Das mussten ein paar tausend Menschen gewesen sein.
Und dann dieser unvorstellbare Lärm. Alle schrieen durcheinander und ich merkte, wie es mich juckte, als mir plötzlich wärmer wurde.
Der Ring drängte sich wieder in mein Blickfeld, als ein Mann neben mir anfing zu brüllen und grunzen. Er hob die Arme und stieß mich zur Seite, sodass ich gegen andere Menschen gepresst wurde.
Dann erkannte ich das Geschehen im Ring.
Der Kampf hatte schon begonnen, doch jetzt erst wurde alles klar. Zwei Frauen, die einen dieser Schaukämpfe vollziehen, von nicht minderem Gewicht, aber von verschiedenem Kaliber.
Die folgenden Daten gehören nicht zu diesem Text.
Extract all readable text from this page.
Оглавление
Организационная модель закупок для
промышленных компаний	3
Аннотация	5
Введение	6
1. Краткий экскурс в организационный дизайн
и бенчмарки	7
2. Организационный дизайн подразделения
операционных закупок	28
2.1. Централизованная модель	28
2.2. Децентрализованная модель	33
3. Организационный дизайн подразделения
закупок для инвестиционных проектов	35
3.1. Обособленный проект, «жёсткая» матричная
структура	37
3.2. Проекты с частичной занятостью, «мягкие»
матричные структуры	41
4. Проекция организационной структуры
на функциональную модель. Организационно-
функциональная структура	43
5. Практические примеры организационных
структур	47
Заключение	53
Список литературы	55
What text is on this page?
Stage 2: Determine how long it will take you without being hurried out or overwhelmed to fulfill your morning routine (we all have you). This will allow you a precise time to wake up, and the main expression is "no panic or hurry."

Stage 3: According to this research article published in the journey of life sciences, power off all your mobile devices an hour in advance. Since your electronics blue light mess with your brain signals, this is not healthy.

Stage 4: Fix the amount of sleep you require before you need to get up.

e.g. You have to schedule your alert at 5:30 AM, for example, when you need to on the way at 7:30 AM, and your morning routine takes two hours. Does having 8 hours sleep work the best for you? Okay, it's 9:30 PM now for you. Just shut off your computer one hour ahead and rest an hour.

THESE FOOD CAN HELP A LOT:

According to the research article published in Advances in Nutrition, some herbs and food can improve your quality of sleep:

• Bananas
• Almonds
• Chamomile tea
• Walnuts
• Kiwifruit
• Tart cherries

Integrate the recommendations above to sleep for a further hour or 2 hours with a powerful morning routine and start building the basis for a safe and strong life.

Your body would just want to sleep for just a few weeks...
Eigentlich interessieren mich weder Box- noch Schaukämpfe, doch die Freikarte ablaufen lassen, wäre auch verschwenderisch gewesen. Vor allem diese Schaukämpfe langweilen mich, da es nur unnötig propagierte Gewalt ist.
Das Drehbuch sah heute vor, dass die Kleinere der Kämpferinnen verlieren sollte. So wurde sie zum Spielball der Größeren und mit ihr wurde gespielt. Wie die Katze mit einer Maus.
Nach Zehn Minuten schließlich fiel die Kleinere auf den Ringboden und hatte Blut am Mund. Doch der Kampf brach nicht ab. Sie blutete immer mehr und ihr ohnehin schon breitere Körper quoll auf.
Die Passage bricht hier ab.